Il pouvait être égoïste des fois, mais Lovino pensait avant tout à sa famille qui l'avait quand même soutenu après ses années et ses années de honte.

« Votre œuvre complète ne vaut même pas dix florins. Comment voulez-vous gagner votre vie avec des monstruosités pareilles? »

« Terne, sans émotions, laid. Vous êtes quand même le petit-fils de Romeo Vargas, lui qui vous a enseigné l'art de la peinture. Comment osez-vous lui faire honte de la sorte? »

« Vos peintures ne trouveront jamais mécène. Même dans un autre continent. Je suis persuadé que même les Asiatiques n'en voudront pas! »

« Vous essayez vraiment de retranscrire des émotions? Je ne les vois pas. Vous n'avez plus qu'à les jeter quelque part, personne n'en voudra. »

« Même votre petit frère qui est plus jeune et qui possède moins d'expérience est plus talentueux que vous. C'est fort regrettable. »
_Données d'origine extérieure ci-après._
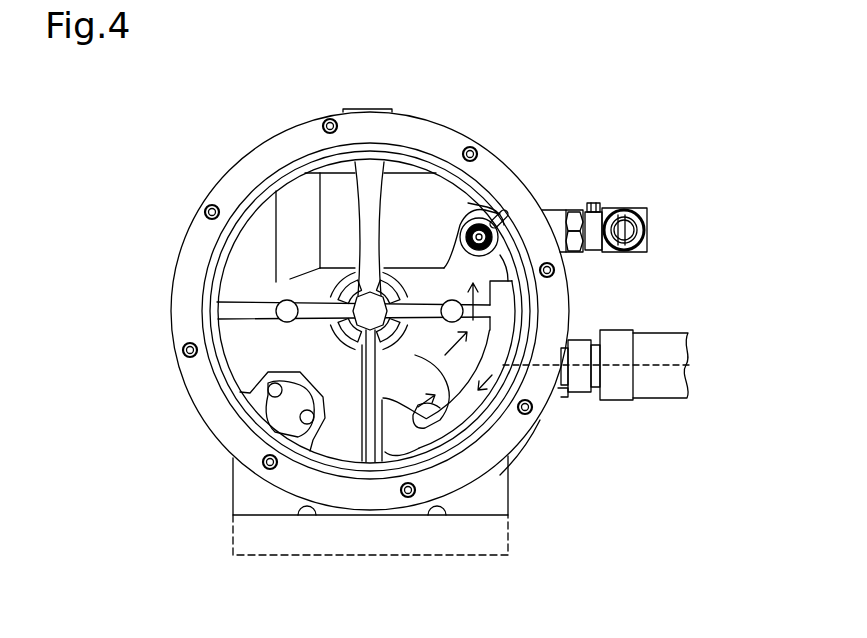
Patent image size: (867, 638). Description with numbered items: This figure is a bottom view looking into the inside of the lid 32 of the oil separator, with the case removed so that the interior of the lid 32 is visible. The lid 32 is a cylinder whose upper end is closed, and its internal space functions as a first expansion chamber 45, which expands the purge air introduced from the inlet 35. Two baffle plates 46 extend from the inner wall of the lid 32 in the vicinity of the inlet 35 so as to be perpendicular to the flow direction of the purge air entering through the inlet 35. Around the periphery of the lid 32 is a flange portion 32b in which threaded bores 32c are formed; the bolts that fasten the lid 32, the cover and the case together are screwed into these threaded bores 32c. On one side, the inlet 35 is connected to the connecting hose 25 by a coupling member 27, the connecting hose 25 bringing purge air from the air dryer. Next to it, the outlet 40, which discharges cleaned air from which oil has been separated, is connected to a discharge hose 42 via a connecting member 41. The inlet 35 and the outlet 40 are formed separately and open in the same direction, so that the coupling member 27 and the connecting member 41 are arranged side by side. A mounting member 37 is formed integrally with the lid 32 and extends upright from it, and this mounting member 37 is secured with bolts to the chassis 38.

The connecting hose 25 is at (677, 332).
The coupling member 27 is at (581, 340).
The lid 32 is at (395, 112).
The flange portion 32b is at (517, 447).
The threaded bores 32c is at (328, 119).
The inlet 35 is at (570, 393).
The mounting member 37 is at (509, 499).
The chassis 38 is at (478, 562).
The outlet 40 is at (560, 209).
The connecting member 41 is at (642, 207).
The discharge hose 42 is at (649, 231).
The first expansion chamber 45 is at (306, 361).
The baffle plates 46 is at (488, 305).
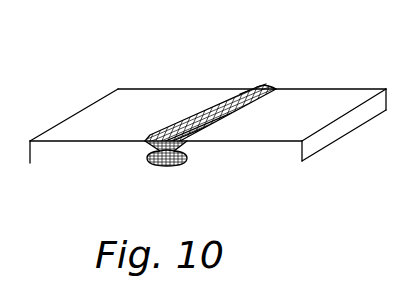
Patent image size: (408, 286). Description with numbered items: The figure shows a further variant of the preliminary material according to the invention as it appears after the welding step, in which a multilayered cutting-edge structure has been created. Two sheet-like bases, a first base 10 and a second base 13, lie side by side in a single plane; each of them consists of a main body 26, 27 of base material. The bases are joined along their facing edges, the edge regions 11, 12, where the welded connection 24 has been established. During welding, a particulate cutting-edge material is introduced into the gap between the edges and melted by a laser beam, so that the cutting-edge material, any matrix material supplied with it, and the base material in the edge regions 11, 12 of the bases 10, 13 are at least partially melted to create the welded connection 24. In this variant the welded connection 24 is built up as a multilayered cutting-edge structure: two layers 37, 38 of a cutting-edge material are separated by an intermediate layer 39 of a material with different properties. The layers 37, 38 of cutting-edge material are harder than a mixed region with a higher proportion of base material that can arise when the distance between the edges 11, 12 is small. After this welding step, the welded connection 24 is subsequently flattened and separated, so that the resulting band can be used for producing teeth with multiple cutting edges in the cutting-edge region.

The first base 10 is at (115, 110).
The second base 13 is at (312, 105).
The welded connection 24 is at (180, 110).
The main body 26 is at (70, 152).
The main body 27 is at (270, 153).
The edge region 11 is at (147, 150).
The edge region 12 is at (188, 152).
The layer of cutting-edge material 37 is at (271, 90).
The layer of cutting-edge material 38 is at (244, 88).
The layer of a material with different properties 39 is at (264, 89).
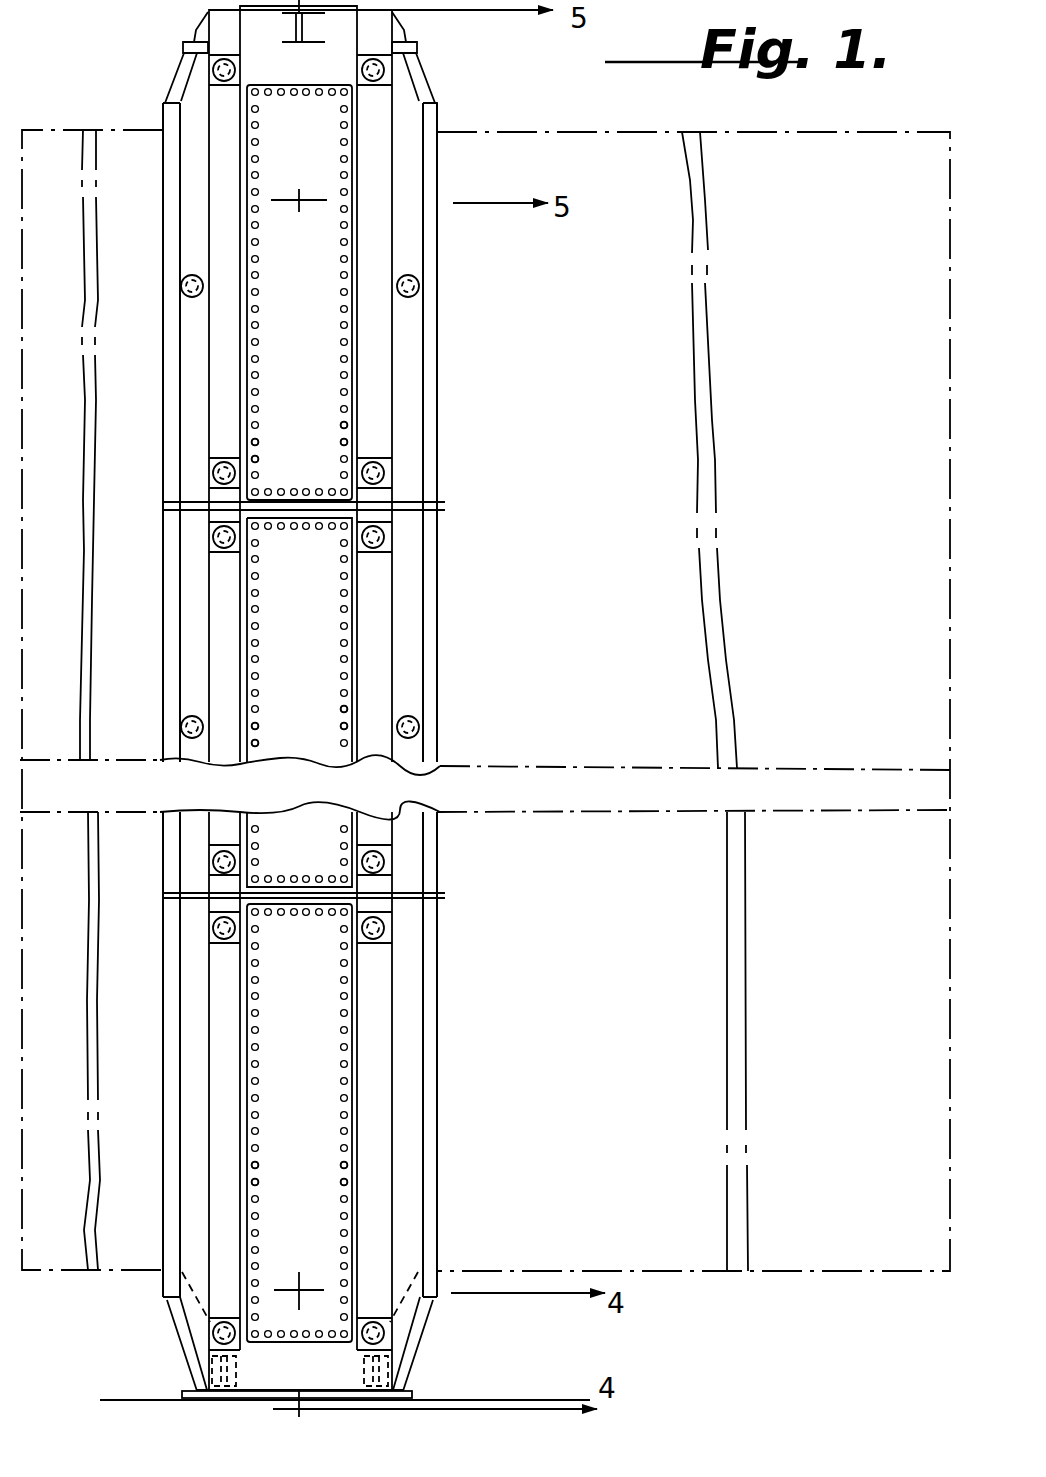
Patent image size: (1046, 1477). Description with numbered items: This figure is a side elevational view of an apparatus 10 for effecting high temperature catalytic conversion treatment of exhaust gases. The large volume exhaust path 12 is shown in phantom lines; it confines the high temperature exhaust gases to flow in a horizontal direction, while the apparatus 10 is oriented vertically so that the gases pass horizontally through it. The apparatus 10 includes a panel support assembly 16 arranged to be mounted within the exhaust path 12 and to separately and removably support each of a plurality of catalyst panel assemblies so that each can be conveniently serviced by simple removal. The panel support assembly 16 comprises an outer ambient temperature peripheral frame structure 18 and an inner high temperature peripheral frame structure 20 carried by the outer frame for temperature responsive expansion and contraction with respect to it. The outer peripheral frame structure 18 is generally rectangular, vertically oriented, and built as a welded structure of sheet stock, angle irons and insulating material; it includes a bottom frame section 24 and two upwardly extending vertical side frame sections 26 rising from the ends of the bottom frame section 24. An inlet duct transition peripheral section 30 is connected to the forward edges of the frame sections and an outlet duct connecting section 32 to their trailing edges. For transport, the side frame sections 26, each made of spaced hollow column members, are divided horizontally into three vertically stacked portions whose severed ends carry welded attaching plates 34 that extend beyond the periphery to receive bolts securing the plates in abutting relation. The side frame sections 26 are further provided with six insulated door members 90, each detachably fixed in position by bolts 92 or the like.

Souvent le quotidien de Lovino était rythmé ainsi. Critiques dérisoires, insultes parfois, avis subjectifs et médisants... Il était peut-être habitué à force, mais c'était ce dont était forgé son caractère. Il ne répondait plus à rien, essayait de rester de marbre dès que quelqu'un s'amusait à le rabaisser. Il faisait l'impasse et laissait couler. Insulter en retour ne rimerait à rien quand bien même cela pourrait lui faire du bien. Il se contentait de souvent mettre sa chambre sens dessus-dessous, utilisant la pièce comme simple défouloir pour ses pulsions violentes.

Bien sûr, au début il en avait pleuré des nuits entières. Sa vie reposait sur la peinture en elle-même, et il n'osait pas réfléchir à ce qu'il serait devenu sans ça. Il aurait été encore plus déchu que maintenant. Lovino pensait des fois que Dieu en personne lui avait jeté une malédiction, une malédiction telle que jamais il ne serait capable de peindre un tableau potable. Pourtant, l'Italien ne se souvenait pas d'avoir pécher une seule fois dans sa vie. Bon catholique, il allait souvent à l'église prier, donnait quelques de ses maigres économies aux clercs, allait toujours à la messe... Il n'aurait jamais pensé qu'il y aurait quelque chose dont il voudrait se repentir.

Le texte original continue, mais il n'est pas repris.